Folha de S. Paulo


E-cemitério

Passou o Natal e com ele mais uma oportunidade para torrar parte do décimo terceiro em presentes para si mesmo, para a casa e para os entes queridos. A câmara poderia ter mais megapixels, o laptop não deveria sofrer para rodar aplicativos, a TV poderia ter melhor definição, celulares e tablets poderiam ser mais espertos. Alguns dos velhos equipamentos acabam repassados para cônjuges, pais ou crianças, mas para a maioria o destino é uma gaveta, em que serão esquecidos até que sejam definitivamente descartados.

A indústria se alegra com a obsolescência programada, retirando o apoio a velhas máquinas e a sistemas operacionais antigos, alegando que isso retarda a inovação. Mas não é verdade. Muitas aplicações, como impressoras de recibos, não precisam de máquinas rápidas ou sofisticadas. As outras deveriam estar abertas a upgrades. Trocar de aparelho deveria ser exceção, não regra.

O uso e descarte indiscriminado de dispositivos eletrônicos cresce em um ritmo sem precedentes. Novas tecnologias industriais criam elementos magnéticos de alta potência, pigmentos cerâmicos, aditivos metálicos e plásticos que tornam sensores, telas, microchips, lentes e baterias menores, leves, econômicos, precisos, estáveis e duráveis.

Com seu uso, cresce a demanda por novos materiais. Na virada do século, cada celular usava cerca de 20 minerais. Modelos mais modernos usam mais de 60 elementos. O processo de mineração é sujo, cruel e agressivo, poluindo o ar e o solo com metais pesados, como mercúrio e chumbo ou radiativos como tório, e provocando câncer em quem deu azar de trabalhar ou morar perto das minas.

Um vez incorporados aos aparelhos, reaproveitar minérios é tarefa inglória. Muitas vezes é mais fácil tirar matéria-prima do solo do que separá-la dos outros componentes de um smartphone.

Estima-se que haja cerca de 32 toneladas de ouro dispersas entre os celulares no planeta –99% deste ouro será incinerado ou enterrado em aterros sanitários, o que inviabilizará sua recuperação. Com ele também serão eliminadas generosas quantidades de cobre, platina, lítio, alumínio, níquel, estanho e zinco, entre outros. Uma parte considerável dos aparelhos descartados nem terá sido usada, já que se tornou obsoleta sem deixar a prateleira.

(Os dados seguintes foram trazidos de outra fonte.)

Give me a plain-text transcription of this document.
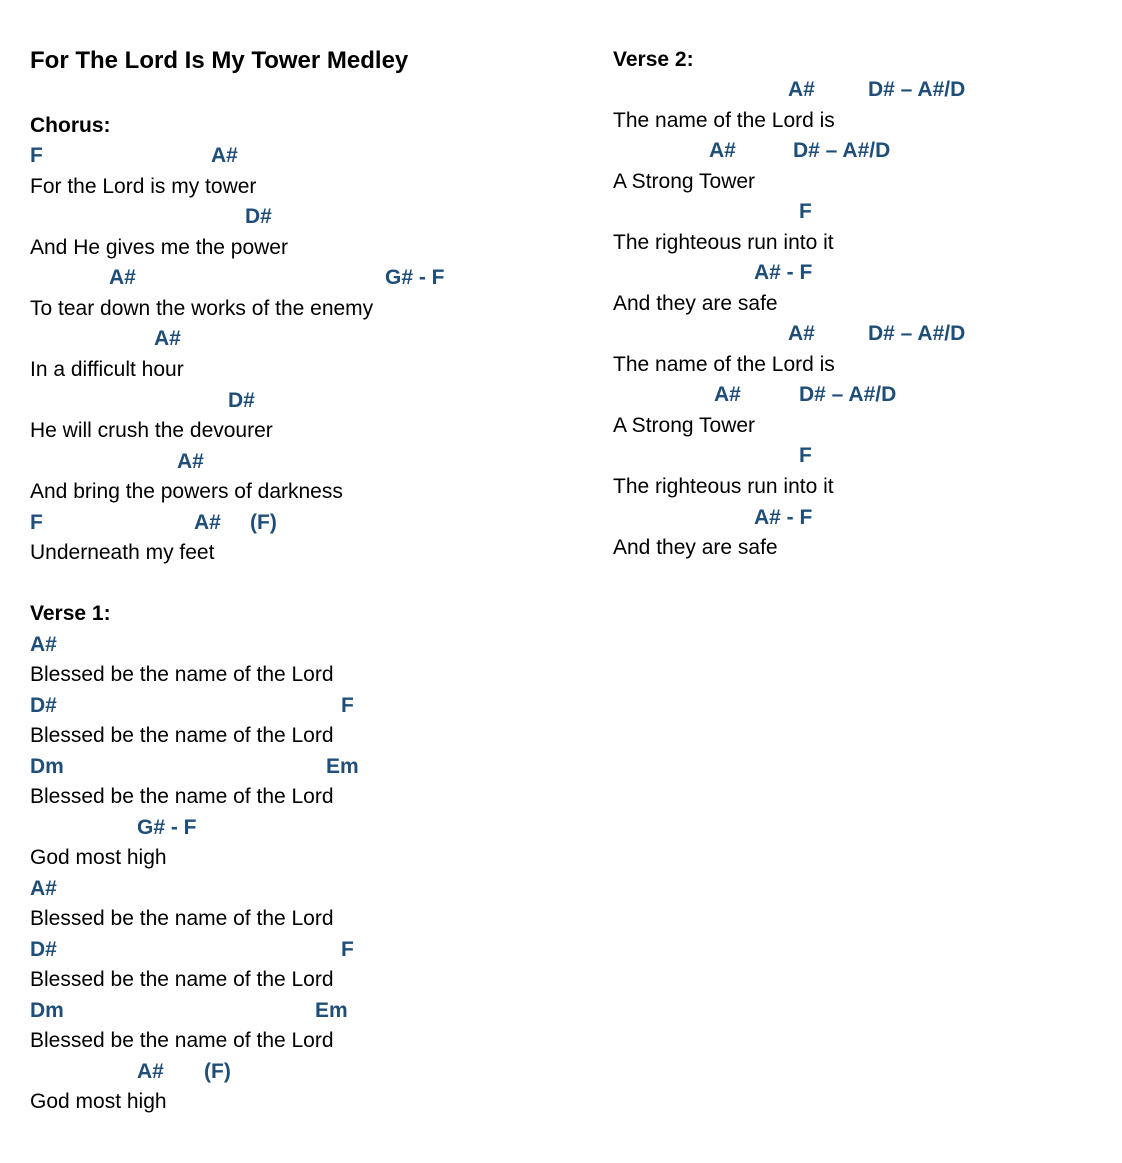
For The Lord Is My Tower Medley
Chorus:

F

	A#

For the Lord is my tower

D#

And He gives me the power

A#

	G# - F

To tear down the works of the enemy

A#

In a difficult hour

D#

He will crush the devourer

A#

And bring the powers of darkness

F

	A#

(F)

Underneath my feet
Verse 1:

A#

Blessed be the name of the Lord

D#

	F

Blessed be the name of the Lord

Dm

	Em

Blessed be the name of the Lord

G# - F

God most high

A#

Blessed be the name of the Lord

D#

	F

Blessed be the name of the Lord

Dm

	Em

Blessed be the name of the Lord

A#

(F)

God most high
Verse 2:

A#

	D# – A#/D

The name of the Lord is

A#

	D# – A#/D

A Strong Tower

F

The righteous run into it

A# - F

And they are safe

A#

	D# – A#/D

The name of the Lord is

A#

	D# – A#/D

A Strong Tower

F

The righteous run into it

A# - F

And they are safe
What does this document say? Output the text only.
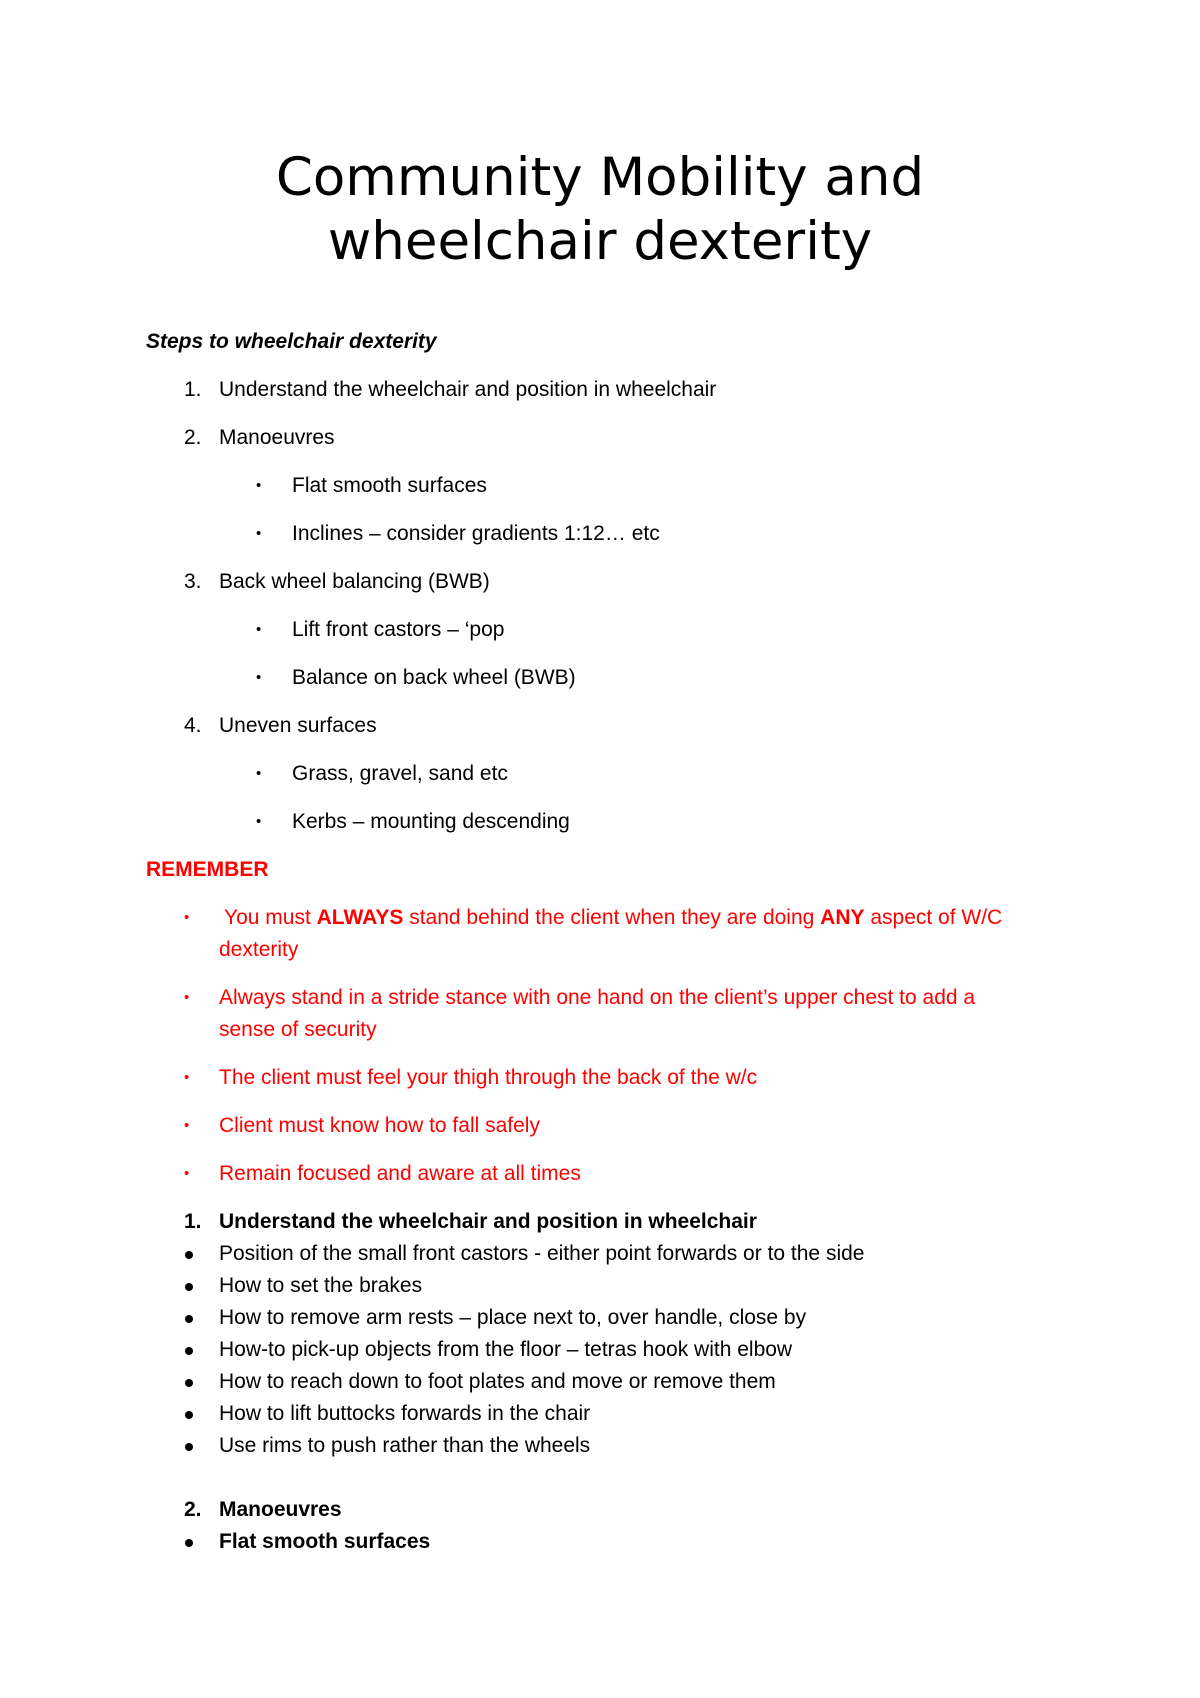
Community Mobility and
wheelchair dexterity
Steps to wheelchair dexterity
1. Understand the wheelchair and position in wheelchair
2. Manoeuvres
• Flat smooth surfaces
• Inclines – consider gradients 1:12… etc
3. Back wheel balancing (BWB)
• Lift front castors – ‘pop
• Balance on back wheel (BWB)
4. Uneven surfaces
• Grass, gravel, sand etc
• Kerbs – mounting descending
REMEMBER
• You must ALWAYS stand behind the client when they are doing ANY aspect of W/C
dexterity
• Always stand in a stride stance with one hand on the client’s upper chest to add a
sense of security
• The client must feel your thigh through the back of the w/c
• Client must know how to fall safely
• Remain focused and aware at all times
1. Understand the wheelchair and position in wheelchair
Position of the small front castors - either point forwards or to the side
How to set the brakes
How to remove arm rests – place next to, over handle, close by
How-to pick-up objects from the floor – tetras hook with elbow
How to reach down to foot plates and move or remove them
How to lift buttocks forwards in the chair
Use rims to push rather than the wheels
2. Manoeuvres
Flat smooth surfaces
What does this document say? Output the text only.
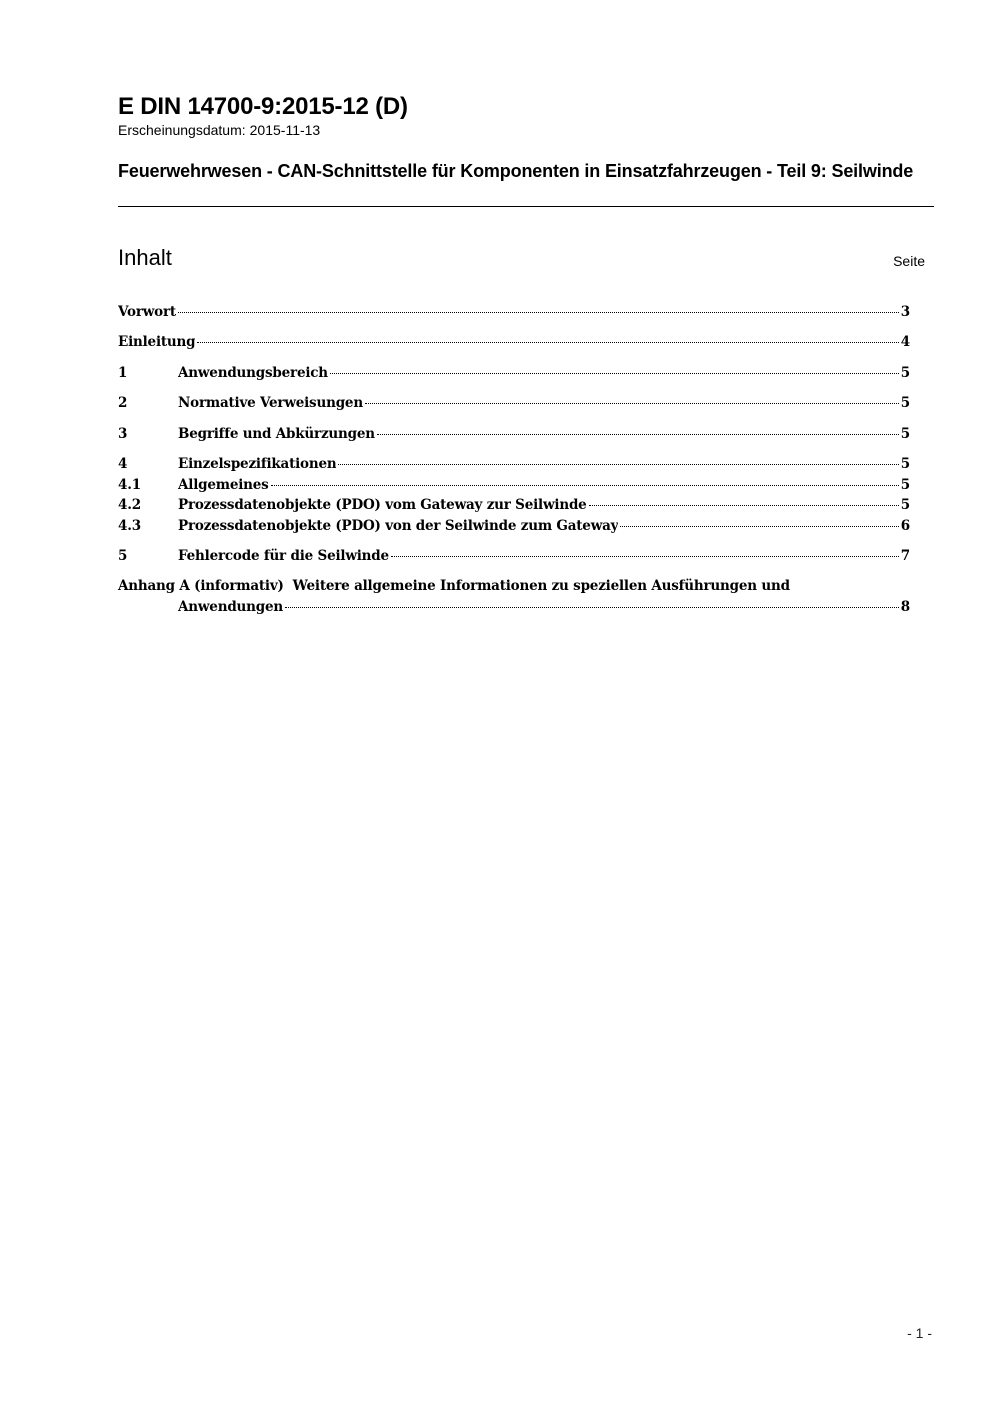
E DIN 14700-9:2015-12 (D)
Erscheinungsdatum: 2015-11-13
Feuerwehrwesen - CAN-Schnittstelle für Komponenten in Einsatzfahrzeugen - Teil 9: Seilwinde
Inhalt	Seite
Vorwort	3
Einleitung	4
1	Anwendungsbereich	5
2	Normative Verweisungen	5
3	Begriffe und Abkürzungen	5
4	Einzelspezifikationen	5
4.1	Allgemeines	5
4.2	Prozessdatenobjekte (PDO) vom Gateway zur Seilwinde	5
4.3	Prozessdatenobjekte (PDO) von der Seilwinde zum Gateway	6
5	Fehlercode für die Seilwinde	7
Anhang A (informativ) Weitere allgemeine Informationen zu speziellen Ausführungen und
Anwendungen	8
- 1 -
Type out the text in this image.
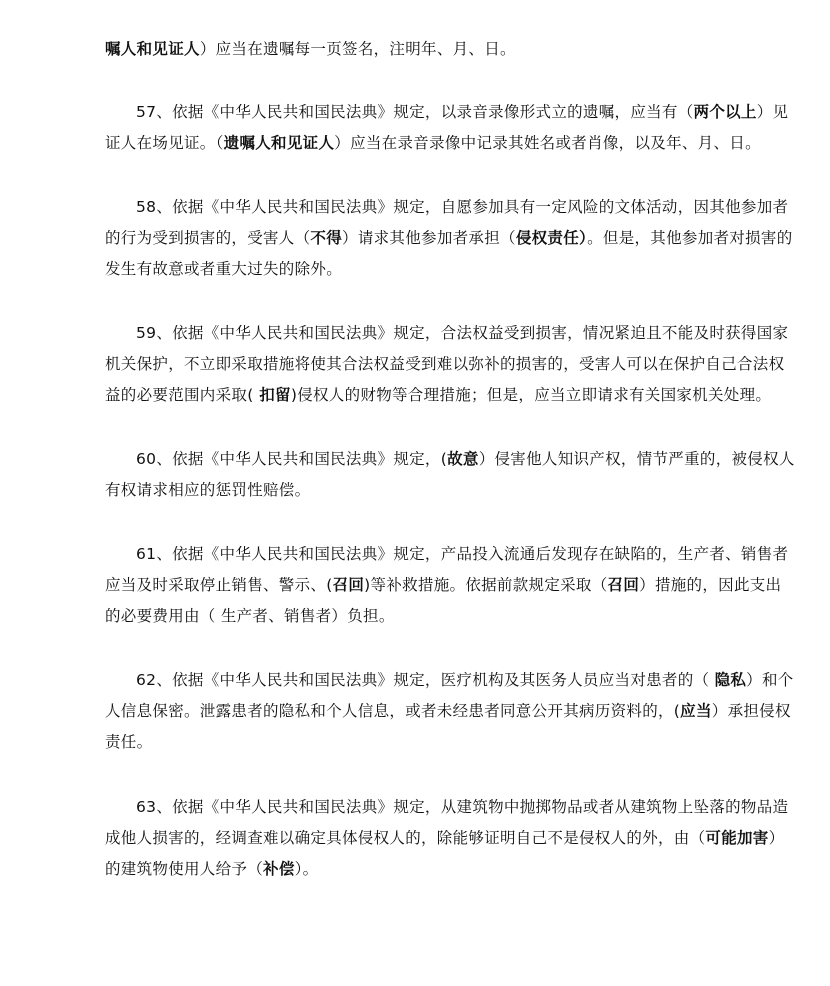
嘱人和见证人）应当在遗嘱每一页签名，注明年、月、日。

57、依据《中华人民共和国民法典》规定，以录音录像形式立的遗嘱，应当有（两个以上）见证人在场见证。（遗嘱人和见证人）应当在录音录像中记录其姓名或者肖像，以及年、月、日。

58、依据《中华人民共和国民法典》规定，自愿参加具有一定风险的文体活动，因其他参加者的行为受到损害的，受害人（不得）请求其他参加者承担（侵权责任）。但是，其他参加者对损害的发生有故意或者重大过失的除外。

59、依据《中华人民共和国民法典》规定，合法权益受到损害，情况紧迫且不能及时获得国家机关保护，不立即采取措施将使其合法权益受到难以弥补的损害的，受害人可以在保护自己合法权益的必要范围内采取( 扣留)侵权人的财物等合理措施；但是，应当立即请求有关国家机关处理。

60、依据《中华人民共和国民法典》规定，(故意）侵害他人知识产权，情节严重的，被侵权人有权请求相应的惩罚性赔偿。

61、依据《中华人民共和国民法典》规定，产品投入流通后发现存在缺陷的，生产者、销售者应当及时采取停止销售、警示、(召回)等补救措施。依据前款规定采取（召回）措施的，因此支出的必要费用由（ 生产者、销售者）负担。

62、依据《中华人民共和国民法典》规定，医疗机构及其医务人员应当对患者的（ 隐私）和个人信息保密。泄露患者的隐私和个人信息，或者未经患者同意公开其病历资料的，(应当）承担侵权责任。

63、依据《中华人民共和国民法典》规定，从建筑物中抛掷物品或者从建筑物上坠落的物品造成他人损害的，经调查难以确定具体侵权人的，除能够证明自己不是侵权人的外，由（可能加害）的建筑物使用人给予（补偿）。
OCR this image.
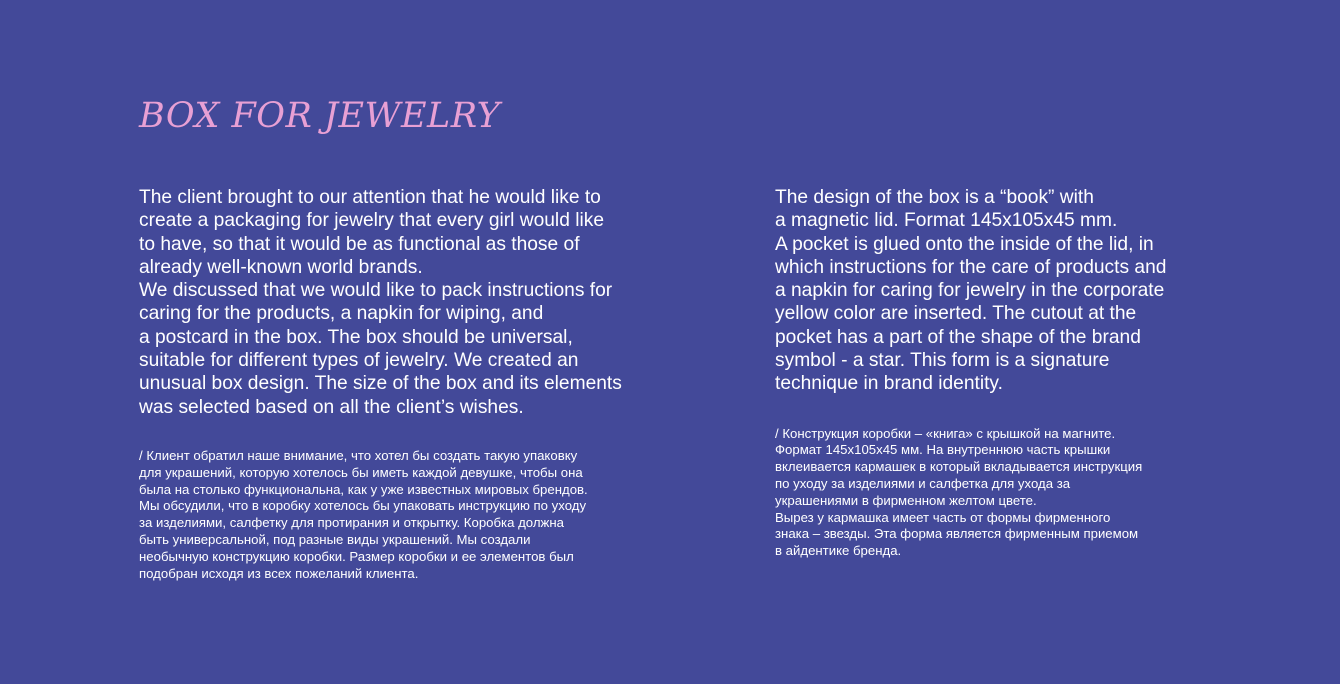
BOX FOR JEWELRY

The client brought to our attention that he would like to
create a packaging for jewelry that every girl would like
to have, so that it would be as functional as those of
already well-known world brands.
We discussed that we would like to pack instructions for
caring for the products, a napkin for wiping, and
a postcard in the box. The box should be universal,
suitable for different types of jewelry. We created an
unusual box design. The size of the box and its elements
was selected based on all the client’s wishes.

/ Клиент обратил наше внимание, что хотел бы создать такую упаковку
для украшений, которую хотелось бы иметь каждой девушке, чтобы она
была на столько функциональна, как у уже известных мировых брендов.
Мы обсудили, что в коробку хотелось бы упаковать инструкцию по уходу
за изделиями, салфетку для протирания и открытку. Коробка должна
быть универсальной, под разные виды украшений. Мы создали
необычную конструкцию коробки. Размер коробки и ее элементов был
подобран исходя из всех пожеланий клиента.

The design of the box is a “book” with
a magnetic lid. Format 145x105x45 mm.
A pocket is glued onto the inside of the lid, in
which instructions for the care of products and
a napkin for caring for jewelry in the corporate
yellow color are inserted. The cutout at the
pocket has a part of the shape of the brand
symbol - a star. This form is a signature
technique in brand identity.

/ Конструкция коробки – «книга» с крышкой на магните.
Формат 145x105x45 мм. На внутреннюю часть крышки
вклеивается кармашек в который вкладывается инструкция
по уходу за изделиями и салфетка для ухода за
украшениями в фирменном желтом цвете.
Вырез у кармашка имеет часть от формы фирменного
знака – звезды. Эта форма является фирменным приемом
в айдентике бренда.
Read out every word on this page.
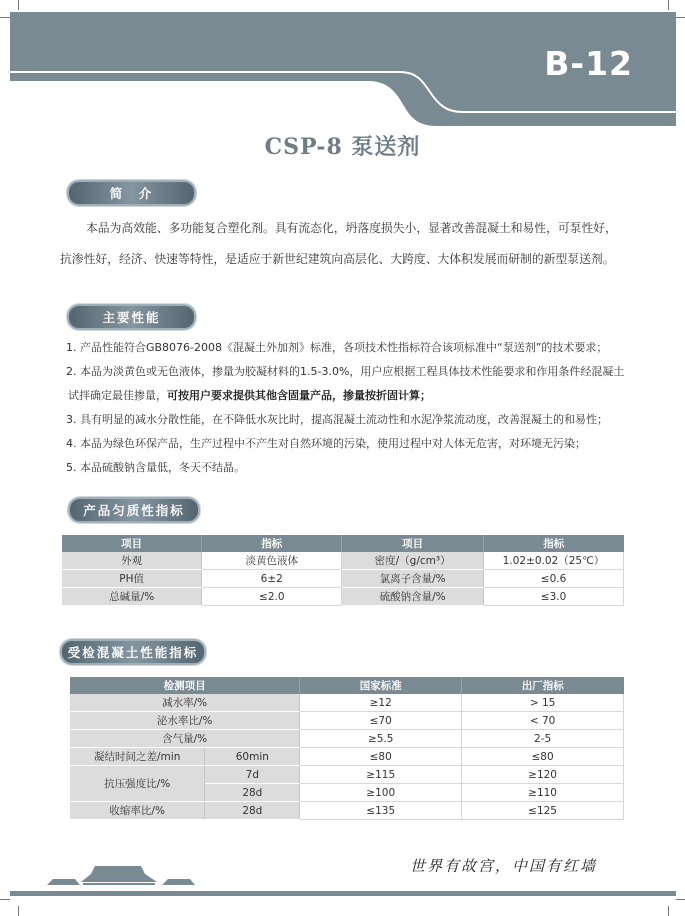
B-12
CSP-8 泵送剂
简　介
本品为高效能、多功能复合塑化剂。具有流态化，坍落度损失小，显著改善混凝土和易性，可泵性好，
抗渗性好，经济、快速等特性，是适应于新世纪建筑向高层化、大跨度、大体积发展而研制的新型泵送剂。
主要性能
1. 产品性能符合GB8076-2008《混凝土外加剂》标准，各项技术性指标符合该项标准中“泵送剂”的技术要求；
2. 本品为淡黄色或无色液体，掺量为胶凝材料的1.5-3.0%，用户应根据工程具体技术性能要求和作用条件经混凝土
试拌确定最佳掺量，可按用户要求提供其他含固量产品，掺量按折固计算；
3. 具有明显的减水分散性能，在不降低水灰比时，提高混凝土流动性和水泥净浆流动度，改善混凝土的和易性；
4. 本品为绿色环保产品，生产过程中不产生对自然环境的污染，使用过程中对人体无危害，对环境无污染；
5. 本品硫酸钠含量低，冬天不结晶。
产品匀质性指标
项目	指标	项目	指标
外观	淡黄色液体	密度/（g/cm³）	1.02±0.02（25℃）
PH值	6±2	氯离子含量/%	≤0.6
总碱量/%	≤2.0	硫酸钠含量/%	≤3.0
受检混凝土性能指标
检测项目		国家标准	出厂指标
减水率/%		≥12	> 15
泌水率比/%		≤70	< 70
含气量/%		≥5.5	2-5
凝结时间之差/min	60min	≤80	≤80
抗压强度比/%	7d	≥115	≥120
	28d	≥100	≥110
收缩率比/%	28d	≤135	≤125
世界有故宫，中国有红墙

Mudanças rápidas na tecnologia, associadas à incompatibilidade com versões anteriores resultam no aumento do lixo eletrônico. Com a popularização dos equipamentos, o avanço da Robótica e a Internet das Coisas, esse volume deve crescer.

Um dos maiores desafios da reciclagem eletrônica está na remoção das baterias e metais importantes de cada aparelho. Na cidade de Guiyu, no sul da China, mas de 150 000 pessoas trabalham turnos de 16 horas para desfazer velhos equipamentos e recapturar elementos que podem ser vendidos ou reutilizados. Uma das fontes de renda da república de Gana, no oeste africano, é a importação de equipamentos usados, arcando com a poluição que países "desenvolvidos" tem limitada por lei. Boa parte desse lixo é queimado a céu aberto, poluindo o ambiente com antimônio, arsênico, bismuto, boro, nióbio, selênio e titânio.

É preciso repensar como se produz e consome a tecnologia. Não será possível manter uma indústria crescente se a cada ano milhões de aparelhos forem jogados fora. Da mesma forma que o petróleo, a água e as florestas, que eram considerados recursos infinitos até que um dia acabaram, é muito provável que nos próximos anos seu telefone não evolua por falta de algo tão remoto quanto manganês ou berílio.

Tão importante quanto a nova tecnologia é o desenvolvimento de políticas que a acompanhem. Fabricantes de produtos eletrônicos precisam se responsabilizar pela manutenção e reciclagem dos componentes que colocam em seus aparelhinhos tão lindos. Só assim desenvolverão práticas que tornem o reaproveitamento dos componentes uma parte do processo industrial, para o bem de todos.